Casey noted the American Rescue Plan, which he said provided “a big tax break to families raising children, where we took the child tax credit and turbo-charged it.”

“The child tax credit gave families in Pennsylvania more than $400 a month to help raise their children,” Casey said, arguing most of Pennsylvania’s families used the money to cover grocery costs or to help pay rent.

“We have a golden opportunity in 2025 to utilize the tax code to give families some relief, to give the middle class some relief, instead of doing what Washington has been doing for decade after decade, which is awarding the wealthiest Americans and big corporations all of the benefits,” Casey said.

“I think we need to lower taxes, I think we need to extend the Trump tax cuts,” McCormick said, while cautioning that such measures were not necessarily about solving inflation. “Those have been very important for working families.
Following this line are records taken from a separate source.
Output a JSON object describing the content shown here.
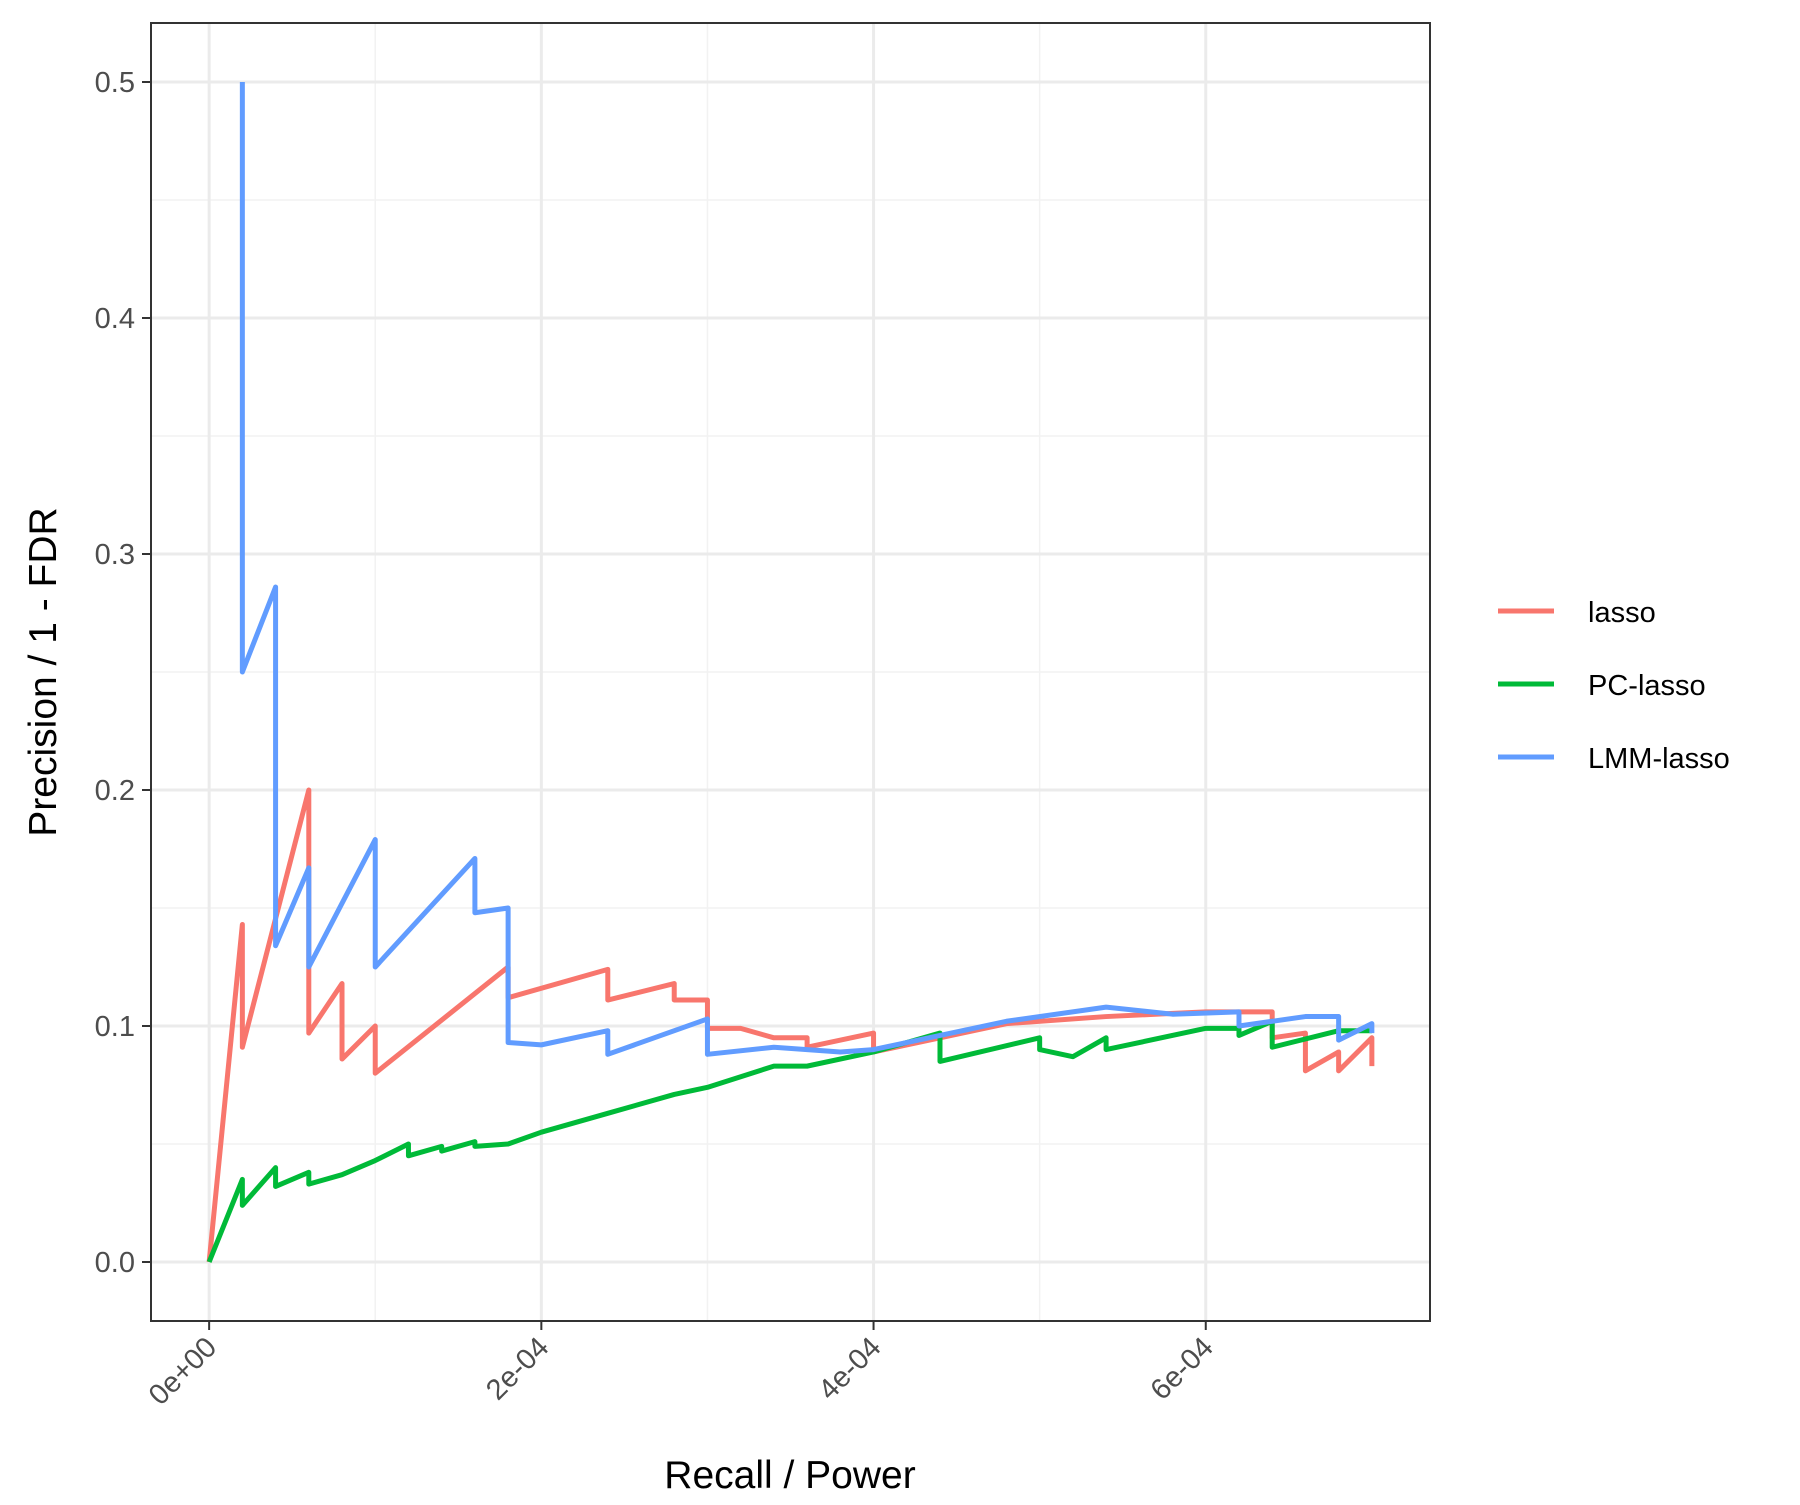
{
  "chart_data": {
    "type": "line",
    "title": "",
    "xlabel": "Recall / Power",
    "ylabel": "Precision / 1 - FDR",
    "xlim": [
      -3.5e-05,
      0.000735
    ],
    "ylim": [
      -0.025,
      0.525
    ],
    "x_ticks": [
      {
        "value": 0,
        "label": "0e+00"
      },
      {
        "value": 0.0002,
        "label": "2e-04"
      },
      {
        "value": 0.0004,
        "label": "4e-04"
      },
      {
        "value": 0.0006,
        "label": "6e-04"
      }
    ],
    "y_ticks": [
      {
        "value": 0.0,
        "label": "0.0"
      },
      {
        "value": 0.1,
        "label": "0.1"
      },
      {
        "value": 0.2,
        "label": "0.2"
      },
      {
        "value": 0.3,
        "label": "0.3"
      },
      {
        "value": 0.4,
        "label": "0.4"
      },
      {
        "value": 0.5,
        "label": "0.5"
      }
    ],
    "grid": true,
    "legend_position": "right",
    "series": [
      {
        "name": "lasso",
        "color": "#F8766D",
        "points": [
          [
            0,
            0
          ],
          [
            2e-05,
            0.143
          ],
          [
            2e-05,
            0.091
          ],
          [
            6e-05,
            0.2
          ],
          [
            6e-05,
            0.097
          ],
          [
            8e-05,
            0.118
          ],
          [
            8e-05,
            0.086
          ],
          [
            0.0001,
            0.1
          ],
          [
            0.0001,
            0.08
          ],
          [
            0.00018,
            0.125
          ],
          [
            0.00018,
            0.112
          ],
          [
            0.00024,
            0.124
          ],
          [
            0.00024,
            0.111
          ],
          [
            0.00028,
            0.118
          ],
          [
            0.00028,
            0.111
          ],
          [
            0.0003,
            0.111
          ],
          [
            0.0003,
            0.099
          ],
          [
            0.00032,
            0.099
          ],
          [
            0.00034,
            0.095
          ],
          [
            0.00036,
            0.095
          ],
          [
            0.00036,
            0.091
          ],
          [
            0.0004,
            0.097
          ],
          [
            0.0004,
            0.089
          ],
          [
            0.00048,
            0.101
          ],
          [
            0.00054,
            0.104
          ],
          [
            0.0006,
            0.106
          ],
          [
            0.00064,
            0.106
          ],
          [
            0.00064,
            0.095
          ],
          [
            0.00066,
            0.097
          ],
          [
            0.00066,
            0.081
          ],
          [
            0.00068,
            0.089
          ],
          [
            0.00068,
            0.081
          ],
          [
            0.0007,
            0.095
          ],
          [
            0.0007,
            0.083
          ]
        ]
      },
      {
        "name": "PC-lasso",
        "color": "#00BA38",
        "points": [
          [
            0,
            0
          ],
          [
            2e-05,
            0.035
          ],
          [
            2e-05,
            0.024
          ],
          [
            4e-05,
            0.04
          ],
          [
            4e-05,
            0.032
          ],
          [
            6e-05,
            0.038
          ],
          [
            6e-05,
            0.033
          ],
          [
            8e-05,
            0.037
          ],
          [
            0.0001,
            0.043
          ],
          [
            0.00012,
            0.05
          ],
          [
            0.00012,
            0.045
          ],
          [
            0.00014,
            0.049
          ],
          [
            0.00014,
            0.047
          ],
          [
            0.00016,
            0.051
          ],
          [
            0.00016,
            0.049
          ],
          [
            0.00018,
            0.05
          ],
          [
            0.0002,
            0.055
          ],
          [
            0.00024,
            0.063
          ],
          [
            0.00028,
            0.071
          ],
          [
            0.0003,
            0.074
          ],
          [
            0.00034,
            0.083
          ],
          [
            0.00036,
            0.083
          ],
          [
            0.0004,
            0.089
          ],
          [
            0.00044,
            0.097
          ],
          [
            0.00044,
            0.085
          ],
          [
            0.0005,
            0.095
          ],
          [
            0.0005,
            0.09
          ],
          [
            0.00052,
            0.087
          ],
          [
            0.00054,
            0.095
          ],
          [
            0.00054,
            0.09
          ],
          [
            0.0006,
            0.099
          ],
          [
            0.00062,
            0.099
          ],
          [
            0.00062,
            0.096
          ],
          [
            0.00064,
            0.102
          ],
          [
            0.00064,
            0.091
          ],
          [
            0.00068,
            0.098
          ],
          [
            0.0007,
            0.098
          ]
        ]
      },
      {
        "name": "LMM-lasso",
        "color": "#619CFF",
        "points": [
          [
            2e-05,
            0.5
          ],
          [
            2e-05,
            0.25
          ],
          [
            4e-05,
            0.286
          ],
          [
            4e-05,
            0.134
          ],
          [
            6e-05,
            0.167
          ],
          [
            6e-05,
            0.125
          ],
          [
            0.0001,
            0.179
          ],
          [
            0.0001,
            0.125
          ],
          [
            0.00016,
            0.171
          ],
          [
            0.00016,
            0.148
          ],
          [
            0.00018,
            0.15
          ],
          [
            0.00018,
            0.093
          ],
          [
            0.0002,
            0.092
          ],
          [
            0.00024,
            0.098
          ],
          [
            0.00024,
            0.088
          ],
          [
            0.0003,
            0.103
          ],
          [
            0.0003,
            0.088
          ],
          [
            0.00034,
            0.091
          ],
          [
            0.00038,
            0.089
          ],
          [
            0.0004,
            0.09
          ],
          [
            0.00048,
            0.102
          ],
          [
            0.00054,
            0.108
          ],
          [
            0.00058,
            0.105
          ],
          [
            0.00062,
            0.106
          ],
          [
            0.00062,
            0.1
          ],
          [
            0.00066,
            0.104
          ],
          [
            0.00068,
            0.104
          ],
          [
            0.00068,
            0.094
          ],
          [
            0.0007,
            0.101
          ],
          [
            0.0007,
            0.097
          ]
        ]
      }
    ]
  }
}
A family of four that makes $52,000 a year got a $2,500 tax break under that tax plan.”

He warned that a Harris administration, working with a reelected Casey, would raise taxes.

McCormick said he would like to boost tax credits for families with children and pursue other policies to “make it easier for people to save in ways that support child care.”

He said this array of policies would be particularly beneficial to families working paycheck to paycheck.

In preventing future inflationary spirals, McCormick said he thinks “government has been more a problem than a solution.”

“Eighty percent of the jobs in Pennsylvania are created by small businesses,” he said.

He explained that, when he talks to people, they say the “biggest problems they have, that are standing in the way of them creating more jobs, good-paying jobs, is inflation … it’s regulation — too much government, the cost of doing business is getting more and more expensive because of government intervention, and nowhere is that more clear than the energy sector.”

“I think we have to make sure in the future that big, multinational corporations that have engaged in this predatory ‘greedflation,’ and have pretty much gotten away with because we don’t have that law in place that provides a bulwark against that” are subject to investigation and penalty, Casey said, calling to “level the playing field” with the Federal Trade Commission again.

“We have to continue to make sure that consumers have the information they need. … I think giving consumers information is critically important,” he said.